I felt so extremely helpless (kinda wish I would have had my really good cattle dog out to try to stop it), stupid even, for just letting them together in a big field.

We may get some lambs out of him! He was only with one of my ewes.  I'm praying for girls!  I was actually going to put him in with two younger ewes that needed bred (daughters of the ram that's alive) in a week or so, now I guess I'll have to sell them both or buy a ram for a little then sell him.

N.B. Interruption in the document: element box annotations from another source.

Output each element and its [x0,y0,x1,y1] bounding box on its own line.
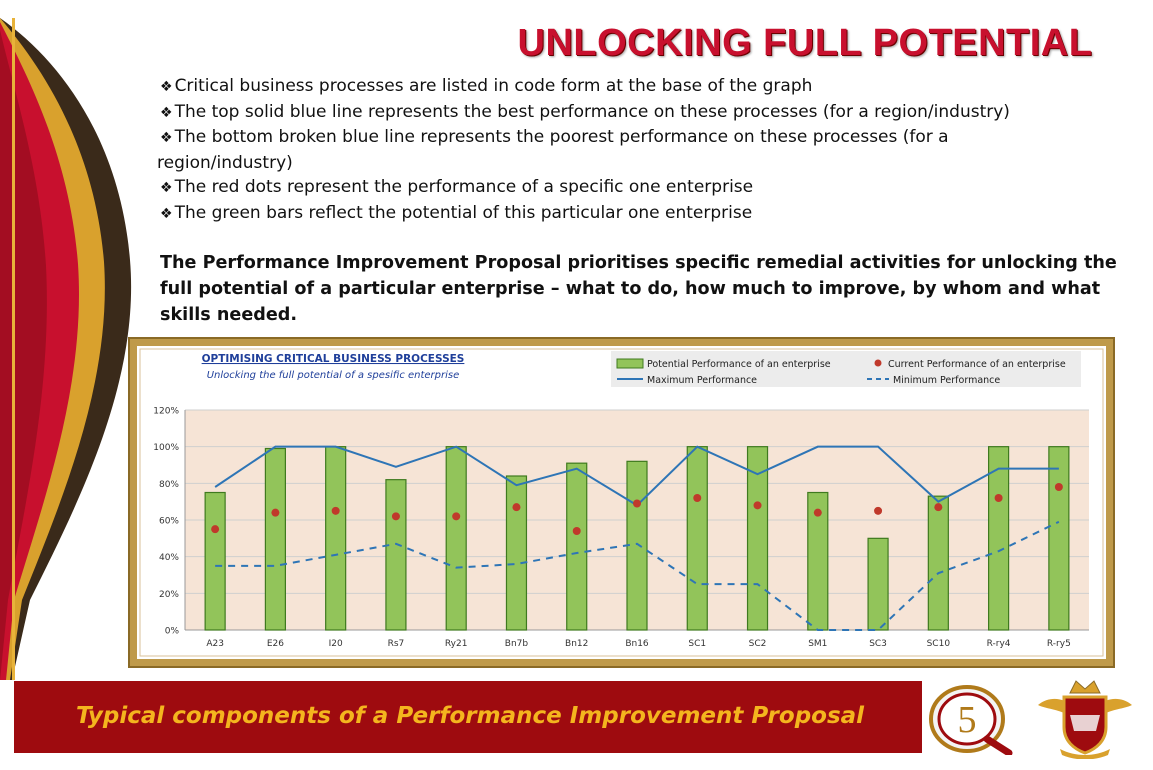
legend-box [611,351,1081,387]
y-tick-label: 20% [159,590,179,600]
x-tick-label: Ry21 [445,639,468,649]
legend-swatch-dot [874,359,882,367]
x-tick-label: R-ry4 [987,639,1011,649]
chart-panel: 0% 20% 40% 60% 80% 100% 120% A23 E26 I20 Rs7 Ry21 Bn… [137,346,1106,659]
legend-swatch-bar [616,358,644,369]
y-tick-label: 100% [153,443,179,453]
current-performance-point [391,512,400,521]
performance-chart: 0% 20% 40% 60% 80% 100% 120% A23 E26 I20 Rs7 Ry21 Bn… [139,348,1104,657]
current-performance-point [934,503,943,512]
bullet-list: Critical business processes are listed i… [157,74,1140,227]
x-tick-label: SC2 [749,639,767,649]
y-tick-label: 60% [159,517,179,527]
bar [1048,446,1070,631]
x-tick-label: Bn12 [565,639,588,649]
current-performance-point [813,508,822,517]
x-tick-label: I20 [329,639,343,649]
bar [566,462,588,631]
bar [867,537,889,631]
current-performance-point [572,527,581,535]
x-tick-label: A23 [206,639,224,649]
current-performance-point [331,506,340,515]
legend-label: Minimum Performance [893,375,1000,386]
bullet-item: The top solid blue line represents the b… [160,100,1140,126]
number-badge: 5 [929,685,1013,755]
bullet-item: The bottom broken blue line represents t… [160,125,1140,151]
current-performance-point [874,506,883,515]
crest-logo [1038,680,1132,759]
x-tick-label: SC3 [869,639,887,649]
current-performance-point [994,494,1003,502]
x-tick-label: Bn7b [505,639,529,649]
page-title: UNLOCKING FULL POTENTIAL [517,22,1093,64]
y-tick-label: 0% [165,627,180,637]
bullet-item: Critical business processes are listed i… [160,74,1140,100]
current-performance-point [633,499,641,508]
y-tick-label: 120% [153,407,179,417]
footer-text: Typical components of a Performance Impr… [76,703,865,729]
bullet-item: The red dots represent the performance o… [160,175,1140,201]
bar [204,491,226,631]
bar [987,446,1010,631]
y-tick-label: 40% [159,553,179,563]
min-performance-line [215,520,1060,631]
chart-subtitle: Unlocking the full potential of a spesif… [207,370,460,381]
bar [385,479,407,631]
x-tick-label: R-ry5 [1047,639,1071,649]
current-performance-point [512,503,521,512]
x-tick-label: Rs7 [388,639,405,649]
legend-label: Maximum Performance [647,375,757,386]
legend-label: Potential Performance of an enterprise [647,359,831,370]
chart-title: OPTIMISING CRITICAL BUSINESS PROCESSES [202,353,465,365]
current-performance-point [753,501,762,510]
current-performance-point [452,512,461,521]
current-performance-point [693,494,702,502]
bullet-item: The green bars reflect the potential of … [160,201,1140,227]
badge-number: 5 [958,699,977,741]
bar [626,460,648,631]
bullet-continuation: region/industry) [157,152,293,173]
footer-banner: Typical components of a Performance Impr… [14,681,922,753]
bar [264,447,286,631]
x-tick-label: E26 [267,639,284,649]
x-tick-label: SM1 [808,639,827,649]
chart-frame: 0% 20% 40% 60% 80% 100% 120% A23 E26 I20 Rs7 Ry21 Bn… [128,337,1115,668]
bar [325,446,347,631]
legend-label: Current Performance of an enterprise [888,359,1066,370]
bar [445,446,467,631]
x-tick-label: Bn16 [625,639,649,649]
decorative-swoosh [0,18,132,680]
x-tick-label: SC10 [927,639,951,649]
current-performance-point [211,525,220,534]
legend: Potential Performance of an enterprise Cu… [611,351,1081,387]
bar [927,495,949,631]
current-performance-point [271,508,280,517]
x-tick-label: SC1 [688,639,706,649]
current-performance-point [1054,483,1063,491]
bar [746,446,769,631]
bar [505,475,528,631]
lead-paragraph: The Performance Improvement Proposal pri… [160,253,1117,325]
bar [686,446,708,631]
y-tick-label: 80% [159,480,179,490]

Here is a picture of Winchester (the one who didn't make it) just a few days ago, he was such a big pretty boy! Don't you wonna kiss those lips?!


----------



## BrownSheep (Apr 11, 2012)

I'm so sorry. We've been lucky and our big guy and little guy get along a-okay. I'm thinking pink for your lambies


----------



## terrilhb (Apr 11, 2012)

I am so sorry.


----------



## rmbgky (Apr 11, 2012)

This brings up the question of how to dispose of larger animals when they die or you cull them.


----------



## SheepGirl (Apr 11, 2012)

rmbgky said:
			
		

> This brings up the question of how to dispose of larger animals when they die or you cull them.

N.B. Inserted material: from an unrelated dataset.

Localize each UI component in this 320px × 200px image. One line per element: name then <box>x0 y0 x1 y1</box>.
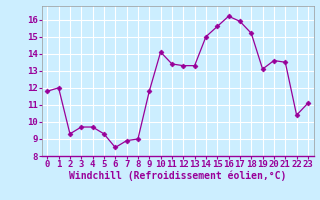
X-axis label: Windchill (Refroidissement éolien,°C): Windchill (Refroidissement éolien,°C) <box>69 171 286 181</box>
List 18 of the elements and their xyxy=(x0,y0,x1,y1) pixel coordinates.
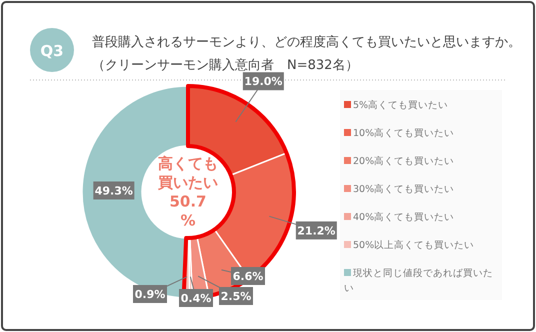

When I took my pre-vet large animal class, my ag teacher told me that (in our area, at least) it's illegal to bury anything over 100 lbs. We compost our sheep, though.


----------



## neener92 (Apr 11, 2012)

We live on a very large farm, about 1,500 acres. We bury our cattle and sheep whenever we can, other times we take them to our "bone grave yard" way back in the woods and lay them to rest.


----------



## Cornish Heritage (Apr 16, 2012)

Composting is a great way to go. We also will set a big bonfire here when needed.

Sorry you lost your ram.

Liz


----------



## neener92 (Apr 18, 2012)

We have Winchester lambies! A ewe and a ram! Winifred and Chester, I think that is appropriate!


----------



## Cornish Heritage (Apr 18, 2012)

Congratulations! 

Liz


----------



## Remuda1 (Apr 19, 2012)

awesome! We gotta have Pics!


----------



## neener92 (May 4, 2012)

Here they are....
Ram lamb, he looks so much like his daddy! For some reason he isn't doing well.....just my luck! 






Ewe lamb.


----------



## terrilhb (May 4, 2012)

Oh no. He is gorgeous. I hope he starts to feel better.


----------



## Cornish Heritage (May 4, 2012)

> Ram lamb, he looks so much like his daddy! For some reason he isn't doing well.....just my luck! sad


Oh they are adorable! It is VERY frustrating when a line you really need to replace just doesn't do well. We have a boar here that we are desperately trying to get a son out of but the girls survive & the boys die! Hope your ram does not quit on you but starts to thrive. 

Liz


----------



## neener92 (May 14, 2012)

The ram lamb seems to be doing better! YAY!


----------



## Cornish Heritage (May 16, 2012)

Wonderful!

Liz


----------



## Southdown (May 16, 2012)

My Leroy just died last week.  We weren't sure if the other ram killed him or not.  We thought he might have choked because he died within a 20 minute time frame.  There weren't any signs of fighting, but then again, maybe there wouldn't be any physical signs.  Ours had been penned together for a while prior.  But I can relate because the ram that did die was the calm and friendly one.  Why do the good die young?  Of course, my big, fat older ram is alive and well.  He'll probably live forever.  Yes, the good die young and the favorites seem to go first.  I am sorry for your loss too!

Someone asked about bodies?  We got our skid loader and dug a big hole in the yard with the bucket.  Then he had to cover it back up.  Leroy is next to a new apple tree and I dedicated the tree in his honor.  Sounds cheesy, but I like my animals.  We will have to re-seed the grass.  It was very difficult emotionally to have put him in the dirt.  My husband wouldn't drive over it because it bothered him.


----------